Pedagogical example: search for a "good" non-trivial unidentifiable model

For teaching, I’m looking for some interesting (practically) unidentifiable models which, ideally, are quite simple. I have a couple of examples that I use (the Lotka-Volterra ODE model with Gaussian noise sampled sparsely, for example), but I’m sure there are better and simpler ones out there.

Specifically, I’m looking for a model + data where:

  • The model is relatively simple to explain
  • Ideally, the model has relatively few parameters, so can be compactly written down
  • Generating simulated data from the model is straightforward so that the class could do this as part of the exercise to show the system is unidentified
  • The reason for the unidentification is non-trivial. So, for example, it’s not (say) a regression model where two parameters appear in the likelihood as a product

I’m looking for an example that’d be good for an audience of early career researchers who are just beginning in Bayesian inference.

Does anyone have a favourite example here?

9 Likes

Models with two random intercepts with similar but not-identical groups (e.g. nested random effects with few levels of the nested effect per level of the coarser effect), where the total variance is identified but the individual variances not so much. This can be usefully reparameterized by the total variance and a (weakly identified) parameter from zero to one that allocates that variance to one or the other grouping.
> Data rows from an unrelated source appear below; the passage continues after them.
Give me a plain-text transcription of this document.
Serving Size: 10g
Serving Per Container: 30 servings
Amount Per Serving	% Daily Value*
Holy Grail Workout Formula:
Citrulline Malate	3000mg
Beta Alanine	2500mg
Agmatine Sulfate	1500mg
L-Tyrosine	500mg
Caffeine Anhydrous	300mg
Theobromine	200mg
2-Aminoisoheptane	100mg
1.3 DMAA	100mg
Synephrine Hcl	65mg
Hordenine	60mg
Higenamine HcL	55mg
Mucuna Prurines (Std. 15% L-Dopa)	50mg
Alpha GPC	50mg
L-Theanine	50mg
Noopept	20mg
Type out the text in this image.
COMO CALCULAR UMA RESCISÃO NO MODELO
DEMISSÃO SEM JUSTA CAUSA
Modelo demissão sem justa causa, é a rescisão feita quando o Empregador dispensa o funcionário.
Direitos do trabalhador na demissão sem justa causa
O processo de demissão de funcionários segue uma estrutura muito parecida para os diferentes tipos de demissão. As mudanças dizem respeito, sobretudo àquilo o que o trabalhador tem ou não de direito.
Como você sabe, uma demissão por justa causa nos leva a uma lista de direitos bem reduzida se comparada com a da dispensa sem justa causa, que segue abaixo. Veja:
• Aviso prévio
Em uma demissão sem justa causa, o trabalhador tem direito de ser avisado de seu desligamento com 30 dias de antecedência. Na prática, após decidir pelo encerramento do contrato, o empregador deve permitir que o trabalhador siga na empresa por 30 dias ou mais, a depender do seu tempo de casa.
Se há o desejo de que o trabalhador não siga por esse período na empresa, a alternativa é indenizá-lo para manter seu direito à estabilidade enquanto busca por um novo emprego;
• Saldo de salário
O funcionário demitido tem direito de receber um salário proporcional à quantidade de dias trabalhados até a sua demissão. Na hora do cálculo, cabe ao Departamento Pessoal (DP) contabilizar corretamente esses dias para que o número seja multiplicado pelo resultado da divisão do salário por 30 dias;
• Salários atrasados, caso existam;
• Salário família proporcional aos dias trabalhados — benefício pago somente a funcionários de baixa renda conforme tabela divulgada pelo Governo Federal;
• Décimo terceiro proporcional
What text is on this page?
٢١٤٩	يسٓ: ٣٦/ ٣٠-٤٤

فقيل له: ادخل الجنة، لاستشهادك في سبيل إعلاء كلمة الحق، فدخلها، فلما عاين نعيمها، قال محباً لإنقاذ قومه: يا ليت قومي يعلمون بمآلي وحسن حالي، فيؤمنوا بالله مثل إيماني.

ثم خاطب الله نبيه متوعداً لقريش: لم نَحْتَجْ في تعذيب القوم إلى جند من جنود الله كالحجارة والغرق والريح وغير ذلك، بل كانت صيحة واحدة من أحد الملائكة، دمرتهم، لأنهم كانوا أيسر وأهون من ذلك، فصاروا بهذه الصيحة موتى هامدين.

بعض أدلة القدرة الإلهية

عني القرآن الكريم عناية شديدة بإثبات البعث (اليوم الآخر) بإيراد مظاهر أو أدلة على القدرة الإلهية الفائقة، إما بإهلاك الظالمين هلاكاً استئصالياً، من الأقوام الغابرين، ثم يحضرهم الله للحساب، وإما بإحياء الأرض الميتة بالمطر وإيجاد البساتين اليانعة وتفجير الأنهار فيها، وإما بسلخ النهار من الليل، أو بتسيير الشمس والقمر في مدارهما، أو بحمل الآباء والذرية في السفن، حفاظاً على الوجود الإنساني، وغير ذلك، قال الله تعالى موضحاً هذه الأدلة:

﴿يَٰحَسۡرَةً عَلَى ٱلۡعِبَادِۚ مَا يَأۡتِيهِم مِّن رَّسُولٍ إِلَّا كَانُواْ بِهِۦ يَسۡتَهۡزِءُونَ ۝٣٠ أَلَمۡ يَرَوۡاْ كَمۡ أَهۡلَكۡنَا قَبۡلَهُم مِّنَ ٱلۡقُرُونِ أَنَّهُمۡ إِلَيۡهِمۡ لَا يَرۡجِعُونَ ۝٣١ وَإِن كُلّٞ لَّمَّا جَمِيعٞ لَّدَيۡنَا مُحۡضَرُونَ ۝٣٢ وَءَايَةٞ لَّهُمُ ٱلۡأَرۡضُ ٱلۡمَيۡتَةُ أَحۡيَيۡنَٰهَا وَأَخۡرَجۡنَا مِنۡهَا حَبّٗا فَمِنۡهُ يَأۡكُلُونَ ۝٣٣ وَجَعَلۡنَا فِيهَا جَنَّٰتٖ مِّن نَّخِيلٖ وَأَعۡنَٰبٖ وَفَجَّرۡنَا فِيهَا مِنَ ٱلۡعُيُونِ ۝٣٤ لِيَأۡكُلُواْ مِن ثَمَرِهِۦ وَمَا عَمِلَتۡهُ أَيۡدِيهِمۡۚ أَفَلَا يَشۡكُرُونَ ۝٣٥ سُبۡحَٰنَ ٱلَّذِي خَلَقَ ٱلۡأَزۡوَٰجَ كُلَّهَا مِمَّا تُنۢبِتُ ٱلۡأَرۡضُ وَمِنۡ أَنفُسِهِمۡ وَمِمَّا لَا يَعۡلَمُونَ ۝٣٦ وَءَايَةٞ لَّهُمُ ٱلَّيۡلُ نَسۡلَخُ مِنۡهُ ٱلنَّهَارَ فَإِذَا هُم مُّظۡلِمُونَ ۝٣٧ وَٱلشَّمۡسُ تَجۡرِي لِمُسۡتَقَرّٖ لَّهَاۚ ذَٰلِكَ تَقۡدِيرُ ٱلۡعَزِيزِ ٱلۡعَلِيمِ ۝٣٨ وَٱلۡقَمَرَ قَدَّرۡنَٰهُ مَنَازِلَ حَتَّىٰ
A more sophisticated application of this trick is used for the spatial versus nonspatial variances in some parameterizations of ICAR models.

3 Likes

SEM-style latent variable models are notorious for needing indentifiability constraints. Simplest:

#R code to generate

#means
z_mu = rnorm(1)
x_mu = rnorm(1)
y_mu = rnorm(1)

#SDs:
z_sigma = exp(rnorm(1))
x_sigma = exp(rnorm(1))
y_sigma = exp(rnorm(1))

# loading weights
z_x_beta = rnorm(1)
z_y_beta = rnorm(1)

#sample size
n = 100

#latent variable z
z = rnorm(n,z_mu,z_sigma)

#observed_variables
x = z*z_x_beta + rnorm(n,x_mu,x_sigma)
y = z*z_y_beta + rnorm(n,y_mu,y_sigma)

Then have them try to do inference on the *_mu, *_sigma & *_beta values as well as the latent z values.
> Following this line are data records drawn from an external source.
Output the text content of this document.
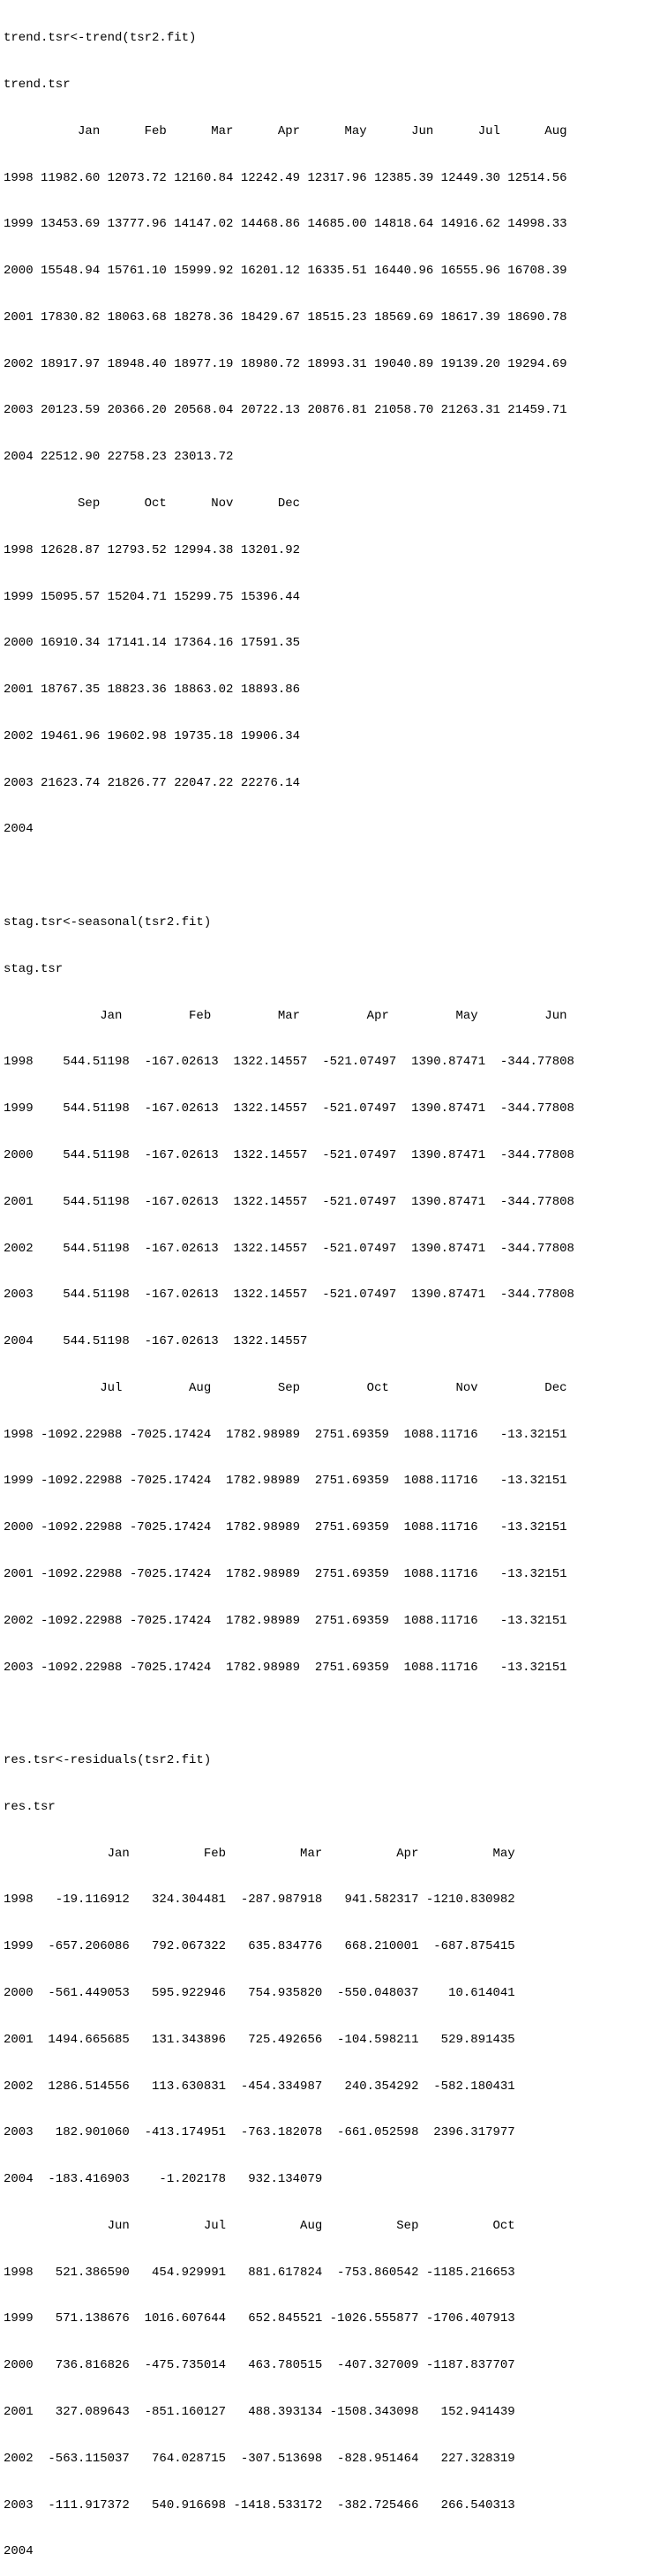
trend.tsr<-trend(tsr2.fit)

trend.tsr

Jan      Feb      Mar      Apr      May      Jun      Jul      Aug

1998 11982.60 12073.72 12160.84 12242.49 12317.96 12385.39 12449.30 12514.56

1999 13453.69 13777.96 14147.02 14468.86 14685.00 14818.64 14916.62 14998.33

2000 15548.94 15761.10 15999.92 16201.12 16335.51 16440.96 16555.96 16708.39

2001 17830.82 18063.68 18278.36 18429.67 18515.23 18569.69 18617.39 18690.78

2002 18917.97 18948.40 18977.19 18980.72 18993.31 19040.89 19139.20 19294.69

2003 20123.59 20366.20 20568.04 20722.13 20876.81 21058.70 21263.31 21459.71

2004 22512.90 22758.23 23013.72

Sep      Oct      Nov      Dec

1998 12628.87 12793.52 12994.38 13201.92

1999 15095.57 15204.71 15299.75 15396.44

2000 16910.34 17141.14 17364.16 17591.35

2001 18767.35 18823.36 18863.02 18893.86

2002 19461.96 19602.98 19735.18 19906.34

2003 21623.74 21826.77 22047.22 22276.14

2004

stag.tsr<-seasonal(tsr2.fit)

stag.tsr

Jan         Feb         Mar         Apr         May         Jun

1998    544.51198  -167.02613  1322.14557  -521.07497  1390.87471  -344.77808

1999    544.51198  -167.02613  1322.14557  -521.07497  1390.87471  -344.77808

2000    544.51198  -167.02613  1322.14557  -521.07497  1390.87471  -344.77808

2001    544.51198  -167.02613  1322.14557  -521.07497  1390.87471  -344.77808

2002    544.51198  -167.02613  1322.14557  -521.07497  1390.87471  -344.77808

2003    544.51198  -167.02613  1322.14557  -521.07497  1390.87471  -344.77808

2004    544.51198  -167.02613  1322.14557

Jul         Aug         Sep         Oct         Nov         Dec

1998 -1092.22988 -7025.17424  1782.98989  2751.69359  1088.11716   -13.32151

1999 -1092.22988 -7025.17424  1782.98989  2751.69359  1088.11716   -13.32151

2000 -1092.22988 -7025.17424  1782.98989  2751.69359  1088.11716   -13.32151

2001 -1092.22988 -7025.17424  1782.98989  2751.69359  1088.11716   -13.32151

2002 -1092.22988 -7025.17424  1782.98989  2751.69359  1088.11716   -13.32151

2003 -1092.22988 -7025.17424  1782.98989  2751.69359  1088.11716   -13.32151

res.tsr<-residuals(tsr2.fit)

res.tsr

Jan          Feb          Mar          Apr          May

1998   -19.116912   324.304481  -287.987918   941.582317 -1210.830982

1999  -657.206086   792.067322   635.834776   668.210001  -687.875415

2000  -561.449053   595.922946   754.935820  -550.048037    10.614041

2001  1494.665685   131.343896   725.492656  -104.598211   529.891435

2002  1286.514556   113.630831  -454.334987   240.354292  -582.180431

2003   182.901060  -413.174951  -763.182078  -661.052598  2396.317977

2004  -183.416903    -1.202178   932.134079

Jun          Jul          Aug          Sep          Oct

1998   521.386590   454.929991   881.617824  -753.860542 -1185.216653

1999   571.138676  1016.607644   652.845521 -1026.555877 -1706.407913

2000   736.816826  -475.735014   463.780515  -407.327009 -1187.837707

2001   327.089643  -851.160127   488.393134 -1508.343098   152.941439

2002  -563.115037   764.028715  -307.513698  -828.951464   227.328319

2003  -111.917372   540.916698 -1418.533172  -382.725466   266.540313

2004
Eventually it’ll become apparent that even with a high sample size, without identifiability constraints Stan’s sampler will struggle thanks to the multimodality. Then you can show that there are different kinds of constraints necessary.
The sign of the betas and the relative ordering of the z-values are interdependent (so a common approach is to fix the sign of one beta to positive).
The magnitude of the *_betas and z_scale are interdependent (so a common approach is to fix z_scale=1.
The values of the *_mus and *_betas are interdependent (so a common approach is to fix z_mu=0).
There’s probably more interdependencies I’m missing (I’m still relatively new to SEM), and certainly other interesting identifiability constraint options than the ones I note parenthetically above.

5 Likes

Oh, and multi-item ordinal-outcome models have some neat identifiably aspects.

A categorical/multinomial regression? There’s even an example in the manual.

1 Like

Thanks @mike-lawrence @jsocolar @bnicenboim – those are all good options. My plan is to make a (pedagogical) repository with these, so will share it once it’s online.
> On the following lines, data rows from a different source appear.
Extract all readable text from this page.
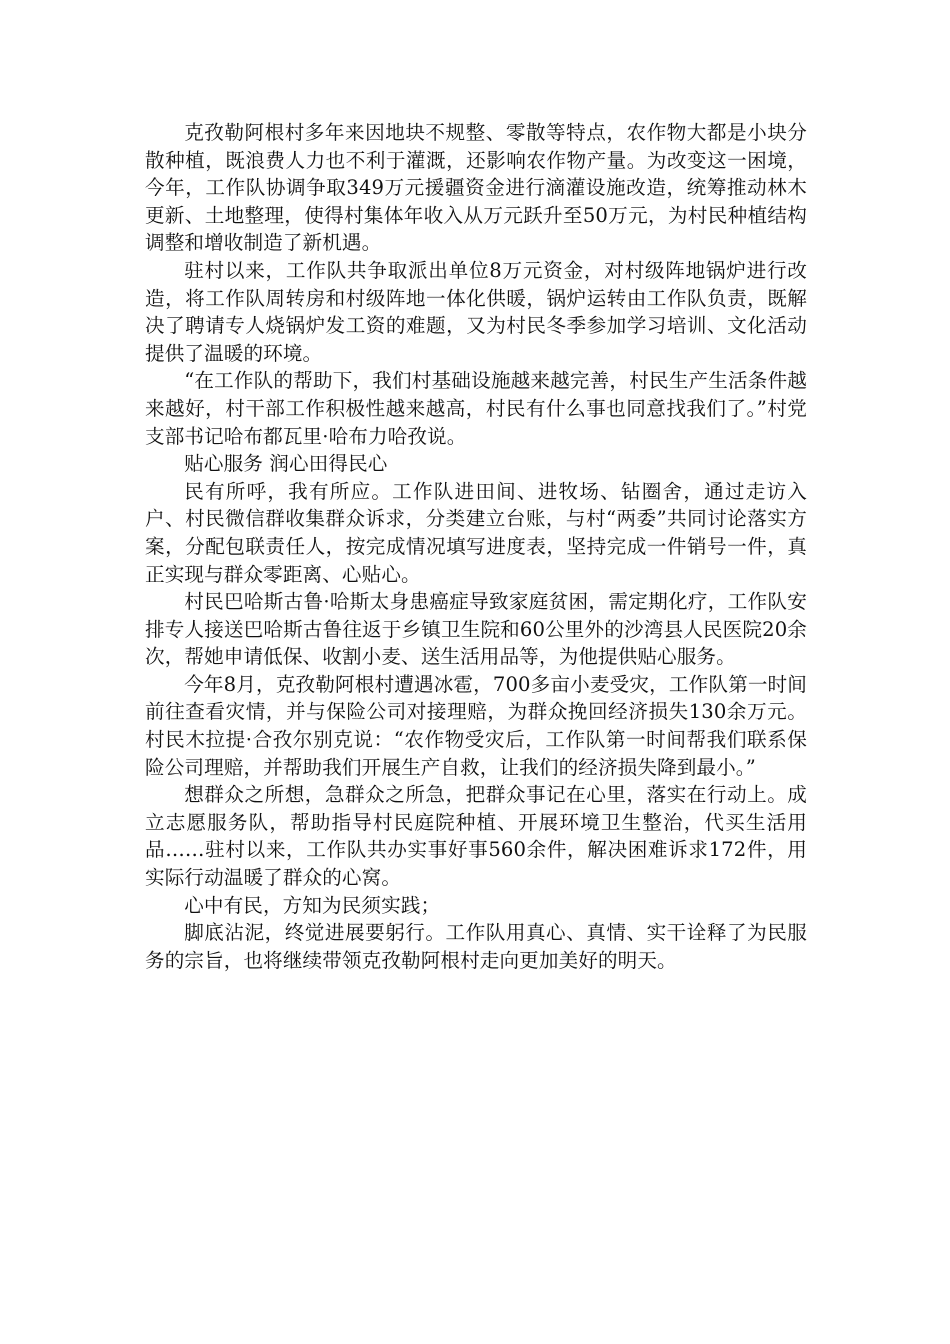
克孜勒阿根村多年来因地块不规整、零散等特点，农作物大都是小块分散种植，既浪费人力也不利于灌溉，还影响农作物产量。为改变这一困境，今年，工作队协调争取349万元援疆资金进行滴灌设施改造，统筹推动林木更新、土地整理，使得村集体年收入从万元跃升至50万元，为村民种植结构调整和增收制造了新机遇。

驻村以来，工作队共争取派出单位8万元资金，对村级阵地锅炉进行改造，将工作队周转房和村级阵地一体化供暖，锅炉运转由工作队负责，既解决了聘请专人烧锅炉发工资的难题，又为村民冬季参加学习培训、文化活动提供了温暖的环境。

“在工作队的帮助下，我们村基础设施越来越完善，村民生产生活条件越来越好，村干部工作积极性越来越高，村民有什么事也同意找我们了。”村党支部书记哈布都瓦里·哈布力哈孜说。

贴心服务 润心田得民心

民有所呼，我有所应。工作队进田间、进牧场、钻圈舍，通过走访入户、村民微信群收集群众诉求，分类建立台账，与村“两委”共同讨论落实方案，分配包联责任人，按完成情况填写进度表，坚持完成一件销号一件，真正实现与群众零距离、心贴心。

村民巴哈斯古鲁·哈斯太身患癌症导致家庭贫困，需定期化疗，工作队安排专人接送巴哈斯古鲁往返于乡镇卫生院和60公里外的沙湾县人民医院20余次，帮她申请低保、收割小麦、送生活用品等，为他提供贴心服务。

今年8月，克孜勒阿根村遭遇冰雹，700多亩小麦受灾，工作队第一时间前往查看灾情，并与保险公司对接理赔，为群众挽回经济损失130余万元。村民木拉提·合孜尔别克说：“农作物受灾后，工作队第一时间帮我们联系保险公司理赔，并帮助我们开展生产自救，让我们的经济损失降到最小。”

想群众之所想，急群众之所急，把群众事记在心里，落实在行动上。成立志愿服务队，帮助指导村民庭院种植、开展环境卫生整治，代买生活用品……驻村以来，工作队共办实事好事560余件，解决困难诉求172件，用实际行动温暖了群众的心窝。

心中有民，方知为民须实践；

脚底沾泥，终觉进展要躬行。工作队用真心、真情、实干诠释了为民服务的宗旨，也将继续带领克孜勒阿根村走向更加美好的明天。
Anyone else – still interested to hear of your interestingly unidentified models!

6 Likes

I have an IMHO neat sigmoid example at Identifying non-identifiability

4 Likes

Mixture models pose all sorts of identifiability problems.

This post exhibits a subtle one with just gaussians. If the means are close and the variances high enough, there’s nearly no way to figure out how many gaussians there should be. You can put “repulsive” priors to help a bit but then you need some “attractive” priors too! It just gets really unwieldy, even in a simple Gaussian mixture model.

See also @betanalpha Identifying Bayesian Mixture Models (betanalpha.github.io).

4 Likes

I think measurement error models that involve x_{obs} \sim N(x_{true}, \tau_x) produce some interestingly degenerate likelihoods

@bnicenboim do I recall correctly that diffusion models for response time data require identifiably constraints? Maybe LBA as well?

Here’s another one, as described here, a Von Mises / uniform mixture for circular data has identifiability issues when p(uniform) is high and the Von Mises precision is low.

1 Like

| mike-lawrence
June 17 |

  • | - |

@bnicenboim do I recall correctly that diffusion models for response time data require identifiably constraints?

Yes, the scale. Also LBA.

@Ben_Lambert heres a paper whose intro has some refs on identifiably in drift-diffusion models.

1 Like

If you fit a multivariate normal distribution with a single factor structure, then you have problems with identification (positive or negative). You have to constrain one of the factor variables to be greater than zero to identify the rest properly.

3 Likes

One has to be careful to separate out technical identifiabilities (which obstruct almost all realized likelihood functions from contracting to a point with infinite data) from the more common complex uncertainties that arise in many models. To avoid confusion I refer to the latter as degeneracies (unidentifiable models lead to degeneracies, but not all degeneracies are due to unidentifiable models).

I discuss this terminology and review a variety of common sources of degeneracies (and how to investigate them with Stan) in Identity Crisis.

My case studies reviewing particular modeling techniques also review the degeneracies inherent to those models, for example:

Hierarchical Modeling (Section 3 and Section 4)

Ordinal Regression (Section 2.1)

Robust Gaussian Process Modeling (Section 3.2)

8 Likes

If you want to dive into the topic you may be interested by a recent book on parameter identifiability. It has both trivial and non-trivial examples (the latter can be fairly complicated).

Regarding non-trivial yet not too complicated examples: any logistic-style population growth model fitted on time series that do not cover both very high and very low densities will have difficulties separating the maximum growth rate from other parameters (carrying capacity, speed of return to equilibrium,…) An example here

1 Like

Unfortunately, the terminology (as noted by Mike) can be quite confusing - identifiability has precise definition used in most of statistics, but in Stan community (and possibly elsewhere) it is used more loosely. In the looser sense, “non-identifiability” is sometimes used to refer also to models that are identifiable in the technical sense, but where the amount/nature of data we currently have result in the likelihood being sufficiently similar for vastly different parameter values that it poses the same obstacles for computation as a strictly non-identifiable model would. Some people use “weakly identifiable” for this case, but I don’t think it is established usage.

I kind of like using the word “degenerate” for the broader class of problems we can encounter, but it has a similar problem since “degenerate posterior” already has an established meaning in statistics which is substantially different.

Terminology can definitely be changed, but I think that for the time being, if precision is desired, it is IMHO best to be a bit more verbose and say exactly what kind of problem one wants to talk about, e.g. “multimodality”, “uneven curvature”, “available data inform only some aspects of the model” etc. but that’s just my personal opinion :-)

Good luck with your teaching!

4 Likes

Here’s another simple suite of examples with e.g. fixed vs random intercepts in linear mixed models

1 Like

Thanks all – great suggestions. I’m still leaving this open in case anyone else wants to contribute their examples.

1 Like

The intercept in case-control logistic regression.